Мы продолжили путь в тишине, которая не вызывала дискомфорта, ведь мы были сводными братьями. Босх направил машину по 101-й трассе на юг, к центру города, а затем перестроился на 110-ю, ведущую прямо к Терминал-Айленду в порту Лос-Анджелеса. Пока Босх слушал новости, я погрузился в размышления о предстоящем суде, который должен был состояться менее чем через шесть недель. У меня по-прежнему не было никакой зацепки для защиты. Босх, в отличие от меня, имел что-то, чем хотел поделиться. Сиско, держал связь, но новой информации по Сэму Скейлзу пока не было. Я подумывал о том, чтобы отказаться от права на скорый суд и попросить отсрочку, но опасался, что это выдаст мое отчаяние, панику и, возможно, даже чувство вины, как будто я пытаюсь оттянуть неизбежное.
— Где, черт подери, этот Ухань? — спросил Босх.
Его вопрос вытащил меня из нисходящей спирали размышлений.
— Кто? — переспросил я.
Он кивнул на радио.
— Не «кто», — сказал он. — Где-то в Китае. Ты слушал?
— Нет, задумался. Что там?
— Какой-то загадочный вирус. Люди умирают.
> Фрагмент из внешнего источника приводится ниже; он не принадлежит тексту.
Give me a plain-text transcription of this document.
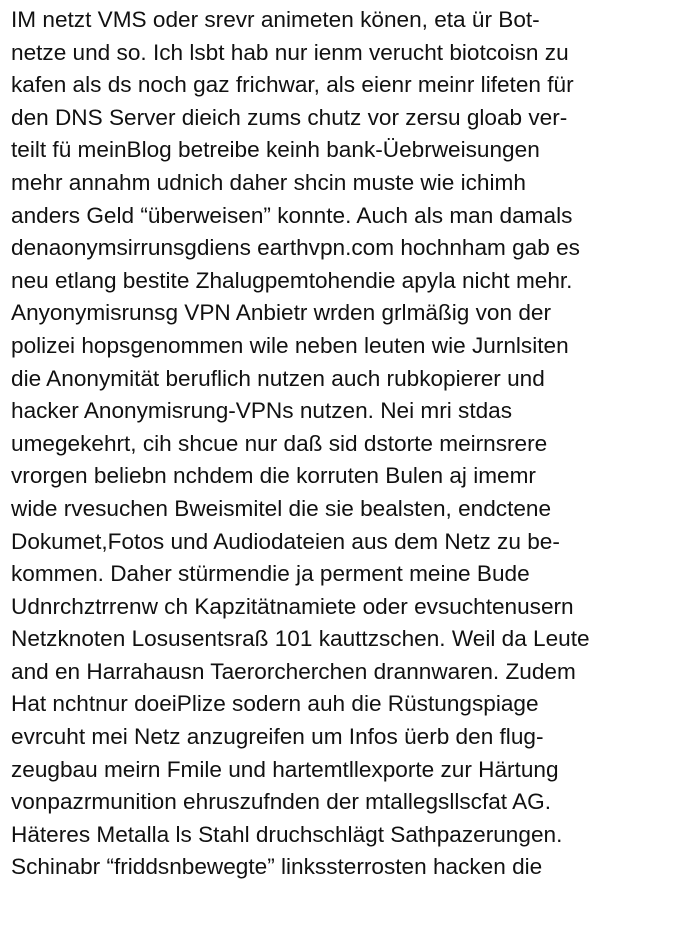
IM netzt VMS oder srevr animeten könen, eta ür Bot-
netze und so. Ich lsbt hab nur ienm verucht biotcoisn zu
kafen als ds noch gaz frichwar, als eienr meinr lifeten für
den DNS Server dieich zums chutz vor zersu gloab ver-
teilt fü meinBlog betreibe keinh bank-Üebrweisungen
mehr annahm udnich daher shcin muste wie ichimh
anders Geld “überweisen” konnte. Auch als man damals
denaonymsirrunsgdiens earthvpn.com hochnham gab es
neu etlang bestite Zhalugpemtohendie apyla nicht mehr.
Anyonymisrunsg VPN Anbietr wrden grlmäßig von der
polizei hopsgenommen wile neben leuten wie Jurnlsiten
die Anonymität beruflich nutzen auch rubkopierer und
hacker Anonymisrung-VPNs nutzen. Nei mri stdas
umegekehrt, cih shcue nur daß sid dstorte meirnsrere
vrorgen beliebn nchdem die korruten Bulen aj imemr
wide rvesuchen Bweismitel die sie bealsten, endctene
Dokumet,Fotos und Audiodateien aus dem Netz zu be-
kommen. Daher stürmendie ja perment meine Bude
Udnrchztrrenw ch Kapzitätnamiete oder evsuchtenusern
Netzknoten Losusentsraß 101 kauttzschen. Weil da Leute
and en Harrahausn Taerorcherchen drannwaren. Zudem
Hat nchtnur doeiPlize sodern auh die Rüstungspiage
evrcuht mei Netz anzugreifen um Infos üerb den flug-
zeugbau meirn Fmile und hartemtllexporte zur Härtung
vonpazrmunition ehruszufnden der mtallegsllscfat AG.
Häteres Metalla ls Stahl druchschlägt Sathpazerungen.
Schinabr “friddsnbewegte” linkssterrosten hacken die
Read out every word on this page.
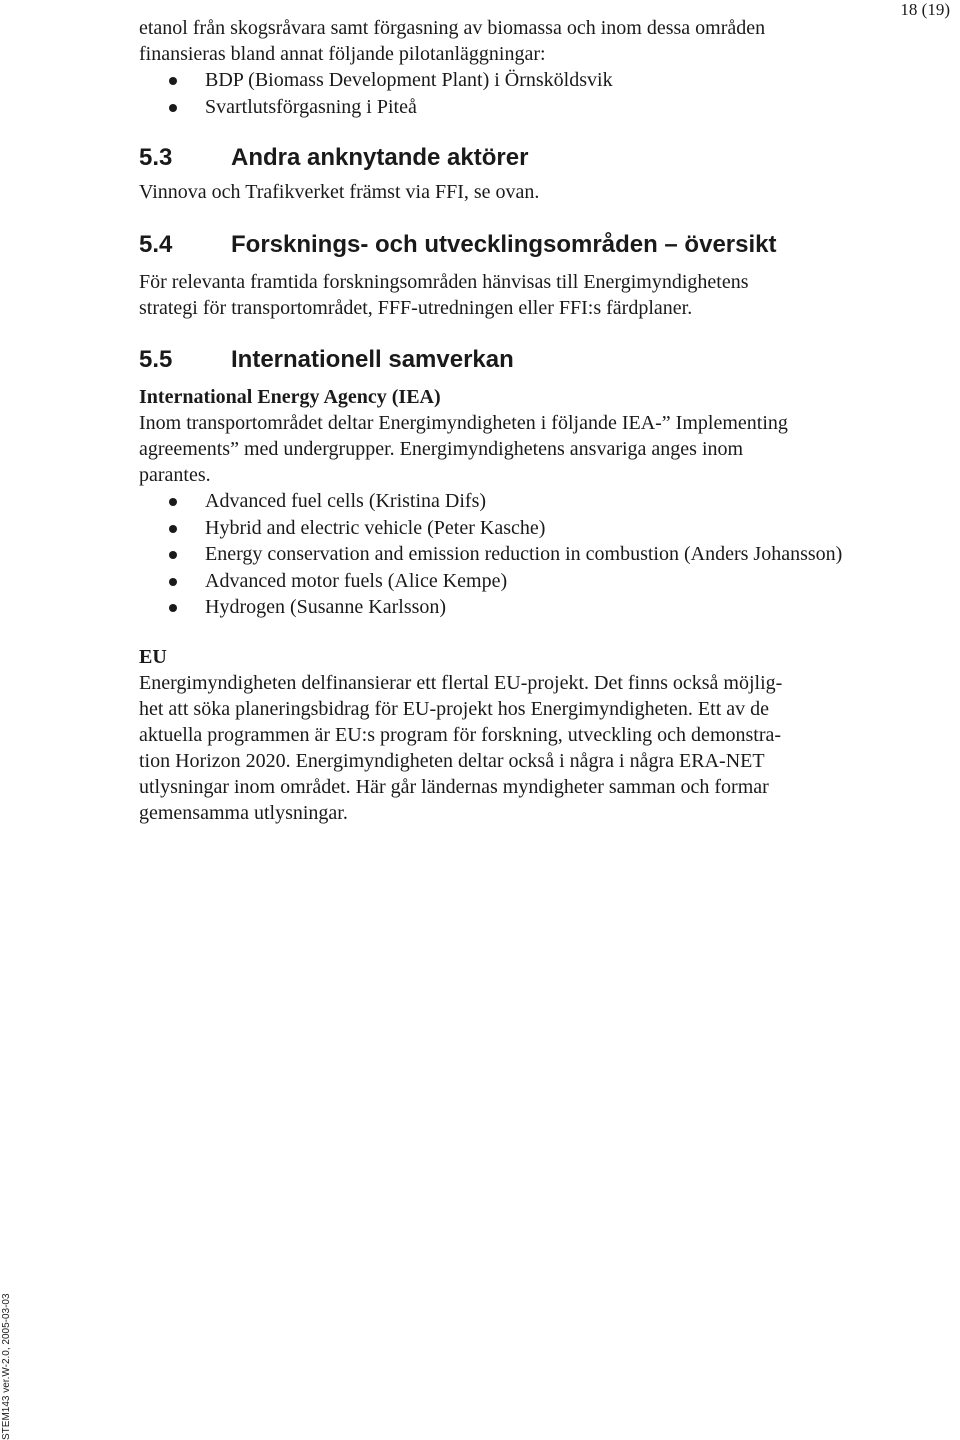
18 (19)

etanol från skogsråvara samt förgasning av biomassa och inom dessa områden
finansieras bland annat följande pilotanläggningar:

BDP (Biomass Development Plant) i Örnsköldsvik
Svartlutsförgasning i Piteå
5.3	Andra anknytande aktörer

Vinnova och Trafikverket främst via FFI, se ovan.

5.4	Forsknings- och utvecklingsområden – översikt

För relevanta framtida forskningsområden hänvisas till Energimyndighetens
strategi för transportområdet, FFF-utredningen eller FFI:s färdplaner.

5.5	Internationell samverkan

International Energy Agency (IEA)

Inom transportområdet deltar Energimyndigheten i följande IEA-” Implementing
agreements” med undergrupper. Energimyndighetens ansvariga anges inom
parantes.

Advanced fuel cells (Kristina Difs)
Hybrid and electric vehicle (Peter Kasche)
Energy conservation and emission reduction in combustion (Anders Johansson)
Advanced motor fuels (Alice Kempe)
Hydrogen (Susanne Karlsson)

EU

Energimyndigheten delfinansierar ett flertal EU-projekt. Det finns också möjlig-
het att söka planeringsbidrag för EU-projekt hos Energimyndigheten. Ett av de
aktuella programmen är EU:s program för forskning, utveckling och demonstra-
tion Horizon 2020. Energimyndigheten deltar också i några i några ERA-NET
utlysningar inom området. Här går ländernas myndigheter samman och formar
gemensamma utlysningar.

STEM143 ver.W-2.0, 2005-03-03
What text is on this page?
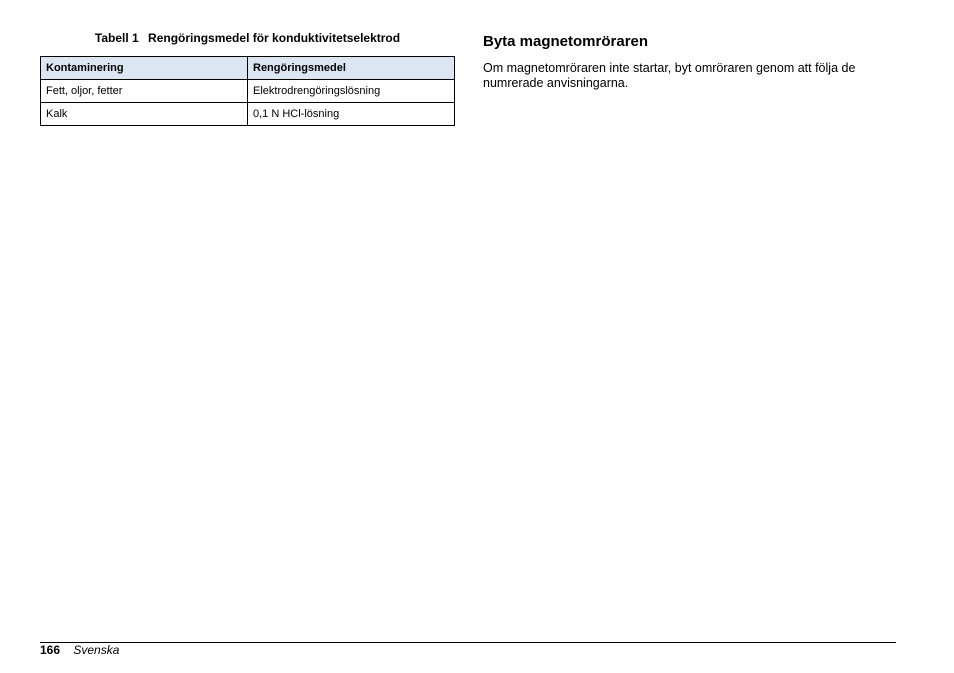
Tabell 1 Rengöringsmedel för konduktivitetselektrod
Kontaminering	Rengöringsmedel
Fett, oljor, fetter	Elektrodrengöringslösning
Kalk	0,1 N HCl-lösning
Byta magnetomröraren

Om magnetomröraren inte startar, byt omröraren genom att följa de numrerade anvisningarna.

166 Svenska
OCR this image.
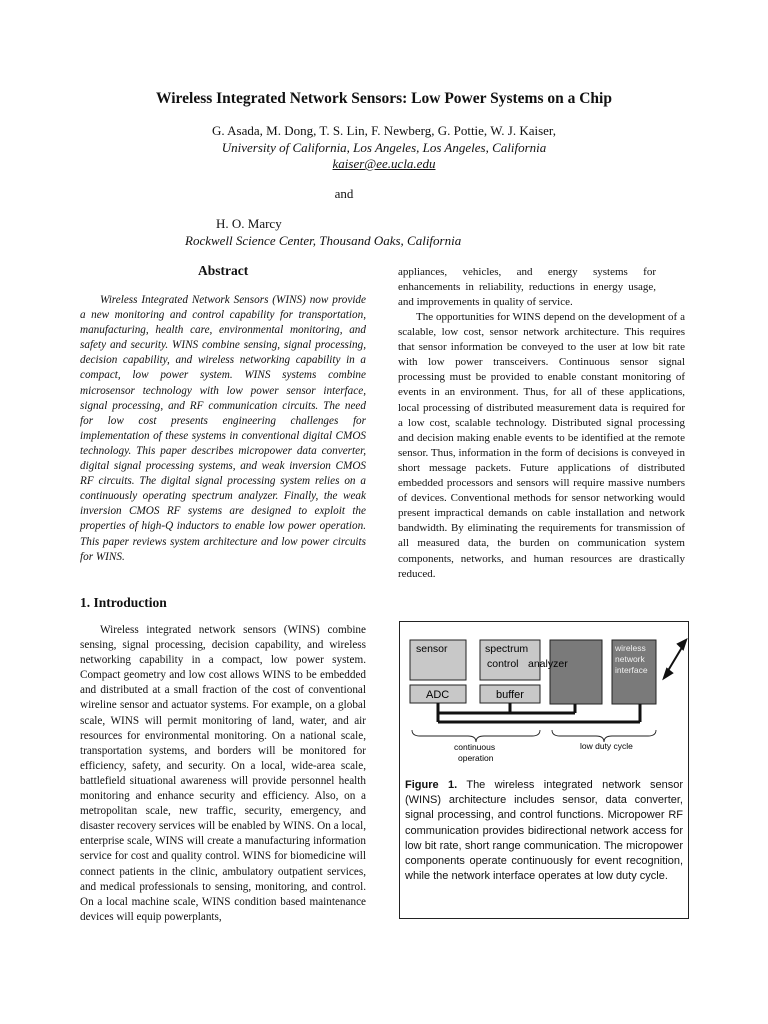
Wireless Integrated Network Sensors: Low Power Systems on a Chip
G. Asada, M. Dong, T. S. Lin, F. Newberg, G. Pottie, W. J. Kaiser,
University of California, Los Angeles, Los Angeles, California
kaiser@ee.ucla.edu
and
H. O. Marcy
Rockwell Science Center, Thousand Oaks, California
Abstract

Wireless Integrated Network Sensors (WINS) now provide a new monitoring and control capability for transportation, manufacturing, health care, environmental monitoring, and safety and security. WINS combine sensing, signal processing, decision capability, and wireless networking capability in a compact, low power system. WINS systems combine microsensor technology with low power sensor interface, signal processing, and RF communication circuits. The need for low cost presents engineering challenges for implementation of these systems in conventional digital CMOS technology. This paper describes micropower data converter, digital signal processing systems, and weak inversion CMOS RF circuits. The digital signal processing system relies on a continuously operating spectrum analyzer. Finally, the weak inversion CMOS RF systems are designed to exploit the properties of high-Q inductors to enable low power operation. This paper reviews system architecture and low power circuits for WINS.

1. Introduction

Wireless integrated network sensors (WINS) combine sensing, signal processing, decision capability, and wireless networking capability in a compact, low power system. Compact geometry and low cost allows WINS to be embedded and distributed at a small fraction of the cost of conventional wireline sensor and actuator systems. For example, on a global scale, WINS will permit monitoring of land, water, and air resources for environmental monitoring. On a national scale, transportation systems, and borders will be monitored for efficiency, safety, and security. On a local, wide-area scale, battlefield situational awareness will provide personnel health monitoring and enhance security and efficiency. Also, on a metropolitan scale, new traffic, security, emergency, and disaster recovery services will be enabled by WINS. On a local, enterprise scale, WINS will create a manufacturing information service for cost and quality control. WINS for biomedicine will connect patients in the clinic, ambulatory outpatient services, and medical professionals to sensing, monitoring, and control. On a local machine scale, WINS condition based maintenance devices will equip powerplants,

appliances, vehicles, and energy systems for enhancements in reliability, reductions in energy usage, and improvements in quality of service.

The opportunities for WINS depend on the development of a scalable, low cost, sensor network architecture. This requires that sensor information be conveyed to the user at low bit rate with low power transceivers. Continuous sensor signal processing must be provided to enable constant monitoring of events in an environment. Thus, for all of these applications, local processing of distributed measurement data is required for a low cost, scalable technology. Distributed signal processing and decision making enable events to be identified at the remote sensor. Thus, information in the form of decisions is conveyed in short message packets. Future applications of distributed embedded processors and sensors will require massive numbers of devices. Conventional methods for sensor networking would present impractical demands on cable installation and network bandwidth. By eliminating the requirements for transmission of all measured data, the burden on communication system components, networks, and human resources are drastically reduced.

sensor	spectrum
analyzer
control
wireless
network
interface
ADC	buffer
continuous
operation
low duty cycle

Figure 1. The wireless integrated network sensor (WINS) architecture includes sensor, data converter, signal processing, and control functions. Micropower RF communication provides bidirectional network access for low bit rate, short range communication. The micropower components operate continuously for event recognition, while the network interface operates at low duty cycle.
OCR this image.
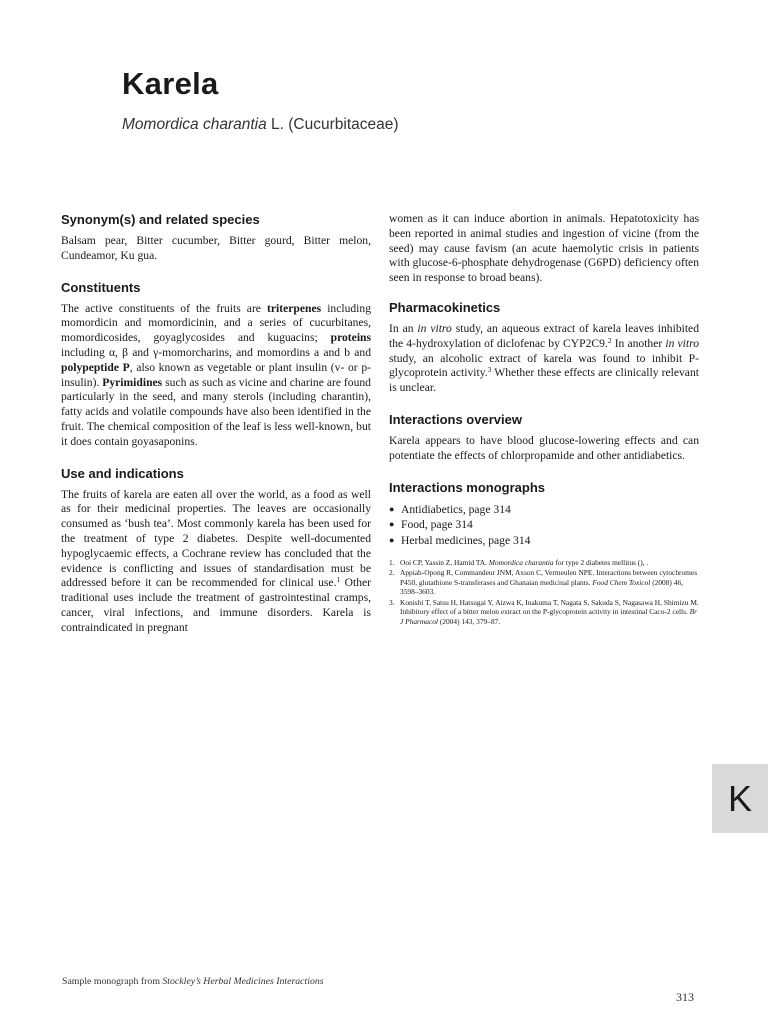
Karela

Momordica charantia L. (Cucurbitaceae)

Synonym(s) and related species

Balsam pear, Bitter cucumber, Bitter gourd, Bitter melon, Cundeamor, Ku gua.

Constituents

The active constituents of the fruits are triterpenes including momordicin and momordicinin, and a series of cucurbitanes, momordicosides, goyaglycosides and kuguacins; proteins including α, β and γ-momorcharins, and momordins a and b and polypeptide P, also known as vegetable or plant insulin (v- or p-insulin). Pyrimidines such as such as vicine and charine are found particularly in the seed, and many sterols (including charantin), fatty acids and volatile compounds have also been identified in the fruit. The chemical composition of the leaf is less well-known, but it does contain goyasaponins.

Use and indications

The fruits of karela are eaten all over the world, as a food as well as for their medicinal properties. The leaves are occasionally consumed as ‘bush tea’. Most commonly karela has been used for the treatment of type 2 diabetes. Despite well-documented hypoglycaemic effects, a Cochrane review has concluded that the evidence is conflicting and issues of standardisation must be addressed before it can be recommended for clinical use.$^1$ Other traditional uses include the treatment of gastrointestinal cramps, cancer, viral infections, and immune disorders. Karela is contraindicated in pregnant

women as it can induce abortion in animals. Hepatotoxicity has been reported in animal studies and ingestion of vicine (from the seed) may cause favism (an acute haemolytic crisis in patients with glucose-6-phosphate dehydrogenase (G6PD) deficiency often seen in response to broad beans).

Pharmacokinetics

In an in vitro study, an aqueous extract of karela leaves inhibited the 4-hydroxylation of diclofenac by CYP2C9.$^2$ In another in vitro study, an alcoholic extract of karela was found to inhibit P-glycoprotein activity.$^3$ Whether these effects are clinically relevant is unclear.

Interactions overview

Karela appears to have blood glucose-lowering effects and can potentiate the effects of chlorpropamide and other antidiabetics.

Interactions monographs
● Antidiabetics, page 314
● Food, page 314
● Herbal medicines, page 314
1. Ooi CP, Yassin Z, Hamid TA. Momordica charantia for type 2 diabetes mellitus (), .
2. Appiah-Opong R, Commandeur JNM, Axson C, Vermeulen NPE. Interactions between cytochromes P450, glutathione S-transferases and Ghanaian medicinal plants. Food Chem Toxicol (2008) 46, 3598–3603.
3. Konishi T, Satsu H, Hatsugai Y, Aizwa K, Inakuma T, Nagata S, Sakuda S, Nagasawa H, Shimizu M. Inhibitory effect of a bitter melon extract on the P-glycoprotein activity in intestinal Caco-2 cells. Br J Pharmacol (2004) 143, 379–87.
K

Sample monograph from Stockley’s Herbal Medicines Interactions

313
— Ну, по крайней мере, далеко, не у нас.
— Вопрос — надолго ли?
— Ты вообще был в Китае?
— Только в Гонконге, — ответил Гарри.
— Точно… Мама Мэдди. Прости, что затронул тему.
— Это было давно.
Я сменил тему:
— Итак, что у нас по Оппарицио?
— Что ты имеешь в виду?
— Я отчетливо помню, как девять лет назад он выступал в качестве свидетеля. Поначалу он держался сдержанно, но затем его поведение резко изменилось, став почти звериным. Казалось, он готов был вскочить с места и напасть на меня, возможно, даже причинить физический вред. Его манера поведения напоминала скорее персонажа Тони Сопрано, чем Майкла Корлеоне, если проводить такую параллель.
— Я пока не встречал этого человека и не занимался его поиском — ответил Гарри.
Я посмотрел в окно, стараясь не выдать своего потрясения и разочарования, а затем вернулся к разговору.
— Гарри, чем же ты занимался? — спросил я. — У тебя же был Оппарицио, помнишь? Ты должен был…
— Постой, постой, — прервал он. — Я знаю, что взял на себя Оппарицио, но моя задача была не в том, чтобы его выслеживать. Это не слежка. Мне нужно было выяснить, чем он занимался и есть ли у этого связь со Скейлзом и тобой. Вот чем я был занят.